Siempre que alguien me pregunta cuál es la mejor fórmula para que la gente lea más, contesto sin la menor duda: trastearse, cambiar de casa. Parece un chiste o un disparate pero no lo es en absoluto, y creo en serio que nada hay más provechoso para un lector que una mudanza, con todos los horrores y sacrificios que implica el viejo rito de empacar la vida entera entre unas cajas para llevársela a otro lado.
Es entonces cuando el lector empieza a descubrir todo lo que tiene, los libros que había ido acumulando durante años y que estaban allí como una promesa, una invitación siempre latente para caer sin remedio en el abismo de sus páginas. Hay una superstición de lector que es maravillosa: ojear los libros no leídos para antojarse aún más de ellos, para impregnarse de su tono y sus palabras, sus revelaciones que ya habrán de llegar.
Esa cita furtiva y clandestina con los libros por leer, esa especie de tentación en la que caemos aun sabiendo que todavía no ha llegado el momento y quizás no llegue jamás, tiene un encanto excepcional porque el hambre y la emoción no se aplacan ni se sacian sino que por el contrario se acrecientan, se hacen más punzantes y abrasadoras y entonces nos corroe la impaciencia, las ganas desesperadas de dar cuenta por fin de esa lectura siempre en vilo y a la mano.
Pero nada hay como empacar libros durante un trasteo, ese sí es el mejor de los descubrimientos, el rescate de todas nuestras esperanzas malogradas y fallidas, nuestras obsesiones más recónditas y olvidadas, cosas que ni siquiera sabíamos que estaban allí, viejos amigos que se nos habían perdido y que de repente vuelven a la superficie, como en un naufragio, porque eso también son los trasteos, para renovar nuestro afecto y nuestra emoción.
Ahora, ya terminado ese libro que de no ser por la obligación de empacarlo no lo habría leído de verdad y completo jamás, ahora voy por otro.
El patriarca Focio de Constantinopla, al que Dios tenga en su santa gloria, y si no qué esperanza nos queda a los demás, el patriarca Focio escribió en el siglo IX de nuestra era un libro que se llama La Biblioteca o Los diez mil libros: una especie de catálogo erudito y deslumbrante en el que él, para salvar del olvido miles de títulos que conocía o que al menos había visto alguna vez en su vida, los empezó a enumerar y a comentar en una lista infinita e inagotable.
Eso nos pasa a los lectores en cada trasteo, sin importar si son muchos o pocos los libros que llevamos a cuestas: allí está el catálogo de nuestras ilusiones perdidas, el recordatorio implacable de todo lo que queríamos leer y no siempre pudimos. Pero entonces uno va guardando cada ejemplar y mientras tanto lo abre, lo lee, se sienta a descubrir todas las joyas y las maravillas de las que se ha perdido.

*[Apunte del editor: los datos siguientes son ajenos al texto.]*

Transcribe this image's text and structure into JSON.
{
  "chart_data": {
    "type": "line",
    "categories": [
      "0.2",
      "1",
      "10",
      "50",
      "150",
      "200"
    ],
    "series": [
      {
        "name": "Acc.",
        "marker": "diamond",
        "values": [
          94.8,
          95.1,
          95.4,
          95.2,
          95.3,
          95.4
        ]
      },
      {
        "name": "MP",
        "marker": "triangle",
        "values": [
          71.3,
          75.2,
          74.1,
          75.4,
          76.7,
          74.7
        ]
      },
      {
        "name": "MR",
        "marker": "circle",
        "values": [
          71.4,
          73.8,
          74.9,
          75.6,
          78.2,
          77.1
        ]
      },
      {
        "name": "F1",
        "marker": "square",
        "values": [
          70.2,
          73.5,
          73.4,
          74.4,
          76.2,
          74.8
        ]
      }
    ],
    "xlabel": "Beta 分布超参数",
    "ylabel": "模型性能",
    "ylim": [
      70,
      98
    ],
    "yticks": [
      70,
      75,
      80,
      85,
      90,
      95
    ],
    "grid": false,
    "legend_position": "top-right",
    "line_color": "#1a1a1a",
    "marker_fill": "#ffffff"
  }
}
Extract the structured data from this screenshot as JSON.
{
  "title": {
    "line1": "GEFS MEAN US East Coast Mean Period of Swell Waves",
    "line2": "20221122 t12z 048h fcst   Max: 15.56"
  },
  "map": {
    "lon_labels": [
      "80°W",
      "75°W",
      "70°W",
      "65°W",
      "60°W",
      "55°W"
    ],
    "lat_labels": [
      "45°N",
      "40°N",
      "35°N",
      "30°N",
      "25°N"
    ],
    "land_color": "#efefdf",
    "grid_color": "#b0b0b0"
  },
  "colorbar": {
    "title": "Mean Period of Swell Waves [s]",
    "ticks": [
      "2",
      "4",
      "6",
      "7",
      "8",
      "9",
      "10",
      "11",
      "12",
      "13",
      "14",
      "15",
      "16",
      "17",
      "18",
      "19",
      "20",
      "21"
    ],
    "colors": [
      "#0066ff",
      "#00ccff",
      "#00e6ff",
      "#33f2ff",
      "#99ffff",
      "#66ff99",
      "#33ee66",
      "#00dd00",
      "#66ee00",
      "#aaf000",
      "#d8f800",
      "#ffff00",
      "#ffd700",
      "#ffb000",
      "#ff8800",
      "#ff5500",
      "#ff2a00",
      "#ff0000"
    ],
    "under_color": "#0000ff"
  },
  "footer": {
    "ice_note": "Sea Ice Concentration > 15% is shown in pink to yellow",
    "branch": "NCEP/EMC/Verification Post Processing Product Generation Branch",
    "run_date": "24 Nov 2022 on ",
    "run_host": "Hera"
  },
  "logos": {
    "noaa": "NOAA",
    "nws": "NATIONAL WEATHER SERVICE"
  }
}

Quienes no tienen el vicio de la lectura, "vicio impune", como lo llamó el gran Valery Larbaud (que entre otras cosas tiene una novela cuya protagonista es colombiana; el pobre Larbaud que dirigió la traducción del Ulises al francés y el día en que terminó le dio un derrame cerebral, cómo no), no entienden por qué los trasteos de los lectores se demoran mucho más. La razón es esa y solo esa: porque las mudanzas son el único momento en que los lectores leen de verdad.
Ayer yo estaba empacando una caja –sí– y me reencontré, por ejemplo, con un libro de Eduardo Mendoza Varela al que adoro: El Mediterráneo es un mar joven. Siempre lo había visto por encima, lo había leído a pedazos. Pues no pude parar y la caja quedó a medio camino mientras yo me entregaba, sin ningún remordimiento, a la que quizás sea una de las prosas más bellas y depuradas de nuestro país y nuestra lengua.
Ahora, ya terminado ese libro que de no ser por la obligación de empacarlo no lo habría leído de verdad y completo jamás, ahora voy por otro.
Espero que sea bueno: no me voy a esperar hasta el próximo trasteo.